Carbon Monoxide

Carbon monoxide is a very dangerous gas for human beings. It is extremely toxic yet it is invisible and odourless making it even more dangerous as it can only be detected by measuring devices. CO is formed as a result of incomplete combustion of carbon fuel e.g. gas/coal. It may be formed due to a lack of air, too much excess air or flames cooling too quickly. It can get into rooms via defect, badly maintained, falsely adjusted heating systems. Just 0.16% (1600ppm) can lead to death within 2 hours and only 1.28% (12800pp,) can cause death within 1-3 minutes. Thus it is highly important that concentrations are measured often and thoroughly. The recommended exposure limit from the HSE is just 0.005% (50ppm).

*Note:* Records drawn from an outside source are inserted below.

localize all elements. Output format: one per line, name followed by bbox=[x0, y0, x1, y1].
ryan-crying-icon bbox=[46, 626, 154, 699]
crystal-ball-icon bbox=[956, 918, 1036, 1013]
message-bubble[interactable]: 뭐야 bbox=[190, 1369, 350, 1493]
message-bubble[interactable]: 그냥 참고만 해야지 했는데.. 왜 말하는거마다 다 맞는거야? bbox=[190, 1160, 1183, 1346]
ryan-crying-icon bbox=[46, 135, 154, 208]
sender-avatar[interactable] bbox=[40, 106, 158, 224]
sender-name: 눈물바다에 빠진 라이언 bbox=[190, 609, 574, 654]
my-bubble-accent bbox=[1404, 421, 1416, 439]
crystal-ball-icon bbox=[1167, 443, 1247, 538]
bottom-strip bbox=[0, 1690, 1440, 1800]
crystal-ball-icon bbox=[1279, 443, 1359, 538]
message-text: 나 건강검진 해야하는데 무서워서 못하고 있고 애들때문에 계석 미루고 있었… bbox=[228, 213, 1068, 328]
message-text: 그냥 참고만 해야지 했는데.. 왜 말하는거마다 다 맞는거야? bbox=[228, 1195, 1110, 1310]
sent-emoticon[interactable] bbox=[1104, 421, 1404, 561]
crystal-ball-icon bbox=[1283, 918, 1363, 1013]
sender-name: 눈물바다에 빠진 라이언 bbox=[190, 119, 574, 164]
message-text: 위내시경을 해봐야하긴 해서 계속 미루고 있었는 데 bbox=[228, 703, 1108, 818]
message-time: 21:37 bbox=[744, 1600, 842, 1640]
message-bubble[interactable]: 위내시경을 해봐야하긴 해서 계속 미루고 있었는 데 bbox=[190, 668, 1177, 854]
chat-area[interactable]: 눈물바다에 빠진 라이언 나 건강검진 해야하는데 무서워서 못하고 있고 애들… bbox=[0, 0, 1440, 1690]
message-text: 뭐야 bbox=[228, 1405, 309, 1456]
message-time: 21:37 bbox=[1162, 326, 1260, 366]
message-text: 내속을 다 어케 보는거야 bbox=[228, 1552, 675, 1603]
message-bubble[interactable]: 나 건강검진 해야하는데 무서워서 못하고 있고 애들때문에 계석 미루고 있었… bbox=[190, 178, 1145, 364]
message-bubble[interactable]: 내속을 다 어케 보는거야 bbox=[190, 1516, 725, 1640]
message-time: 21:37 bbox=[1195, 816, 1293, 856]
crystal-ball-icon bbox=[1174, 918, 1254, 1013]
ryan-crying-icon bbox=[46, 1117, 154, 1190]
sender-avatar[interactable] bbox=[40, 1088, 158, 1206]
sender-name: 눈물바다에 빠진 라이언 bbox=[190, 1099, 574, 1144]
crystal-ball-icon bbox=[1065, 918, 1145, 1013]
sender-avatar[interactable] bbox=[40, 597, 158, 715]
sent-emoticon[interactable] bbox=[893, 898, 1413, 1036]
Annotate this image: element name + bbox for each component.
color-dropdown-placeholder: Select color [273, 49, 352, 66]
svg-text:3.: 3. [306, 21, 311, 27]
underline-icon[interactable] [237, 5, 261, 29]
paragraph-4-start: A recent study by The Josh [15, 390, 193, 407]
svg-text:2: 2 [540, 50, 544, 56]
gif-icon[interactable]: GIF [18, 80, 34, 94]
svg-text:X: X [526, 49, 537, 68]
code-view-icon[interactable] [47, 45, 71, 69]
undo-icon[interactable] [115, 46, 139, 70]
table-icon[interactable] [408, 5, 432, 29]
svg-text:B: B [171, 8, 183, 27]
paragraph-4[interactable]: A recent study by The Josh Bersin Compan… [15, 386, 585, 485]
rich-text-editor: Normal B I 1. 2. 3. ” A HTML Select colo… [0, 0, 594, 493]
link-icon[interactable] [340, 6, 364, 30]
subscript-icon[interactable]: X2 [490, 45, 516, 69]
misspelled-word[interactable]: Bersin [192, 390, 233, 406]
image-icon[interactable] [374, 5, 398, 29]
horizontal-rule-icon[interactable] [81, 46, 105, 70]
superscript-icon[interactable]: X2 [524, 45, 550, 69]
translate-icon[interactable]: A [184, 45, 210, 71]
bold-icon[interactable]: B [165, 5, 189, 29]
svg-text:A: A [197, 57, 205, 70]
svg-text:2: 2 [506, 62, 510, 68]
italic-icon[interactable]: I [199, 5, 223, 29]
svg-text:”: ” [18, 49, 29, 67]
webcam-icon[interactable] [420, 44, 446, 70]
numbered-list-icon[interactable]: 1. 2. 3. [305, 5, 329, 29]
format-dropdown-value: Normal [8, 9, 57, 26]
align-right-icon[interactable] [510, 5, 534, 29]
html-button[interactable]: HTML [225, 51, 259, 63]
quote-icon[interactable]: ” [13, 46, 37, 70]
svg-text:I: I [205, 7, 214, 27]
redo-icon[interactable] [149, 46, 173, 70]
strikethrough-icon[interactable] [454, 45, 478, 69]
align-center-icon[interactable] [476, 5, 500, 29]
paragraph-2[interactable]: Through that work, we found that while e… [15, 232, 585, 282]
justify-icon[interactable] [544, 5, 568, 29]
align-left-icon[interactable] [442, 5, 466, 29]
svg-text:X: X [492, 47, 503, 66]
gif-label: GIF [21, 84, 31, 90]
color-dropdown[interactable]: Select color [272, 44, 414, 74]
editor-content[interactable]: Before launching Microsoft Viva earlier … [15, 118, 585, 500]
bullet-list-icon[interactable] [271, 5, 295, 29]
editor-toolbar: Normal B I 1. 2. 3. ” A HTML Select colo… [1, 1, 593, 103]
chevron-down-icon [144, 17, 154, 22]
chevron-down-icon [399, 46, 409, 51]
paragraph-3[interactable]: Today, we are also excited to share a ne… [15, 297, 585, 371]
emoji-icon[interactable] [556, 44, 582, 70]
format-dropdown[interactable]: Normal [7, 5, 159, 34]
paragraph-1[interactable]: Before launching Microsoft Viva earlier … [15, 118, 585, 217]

The symptoms of mild carbon monoxide poisoning may be non-specific and similar to those of viral cold and flu infections or food poisoning: headache, nausea, abdominal pain, dizziness, sore throat and dry cough. But, unlike flu infection, carbon monoxide poisoning doesn\’t cause a high temperature. In children, the symptoms are similar to those of a stomach upset, with nausea and vomiting. More severe poisoning can result in a fast and irregular heart rate, hyperventilation, confusion, drowsiness and difficulty breathing. Seizures and loss of consciousness may also occur. Some symptoms can occur a few days or even months after exposure to carbon monoxide. These may include confusion, loss of memory and problems with coordination.

If you or your family experience any of the above symptoms and you believe CO may be involved, you must seek urgent medical advice from either your GP or an accident and emergency department. You should ask for a blood or breath test to confirm the presence of CO. Be aware, CO quickly leaves the blood and tests may be inaccurate if taken more than four hours after exposure has ceased.

Carbon monoxide poisoning can be confirmed by finding high levels in the blood. Treatment includes making sure the patient is away from any source of the gas, providing basic life support as appropriate and giving oxygen before transferring the patient to hospital. People who suffer mild poisoning invariably make a full recovery. Between ten and 50 per cent of those with severe poisoning may suffer long-term problems.

So apart from regular servicing, what else can be done to help prevent CO poisoning? The simplest answer is to fit a CO alarm. Early CO detectors are very basic white or beige elements that fade to a brownish blackish colour if CO is present. These are still widely available but now there are more advanced audible detectors available. The detector will set off an alarm if the levels of carbon monoxide get too high. Detectors should be placed near the floor or the ceiling as CO has a density very close to that of air. Alarms should be installed according to the instructions & they should be checked regularly. 

CO detectors work differently from smoke detectors in that they don’t simply have an alarm level where they will go off but they work on a concentration-time function. If the CO detector does go off it is important that action is taken immediately such as opening all doors & windows, turning off gas fires & even evacuating the premises. Symptoms of CO poisoning may include confusion, nausea, headaches, dizziness and vomiting etc. If you suspect you are suffering from CO poisoning you must seek medical advice immediately as exposure to high levels of CO can be fatal.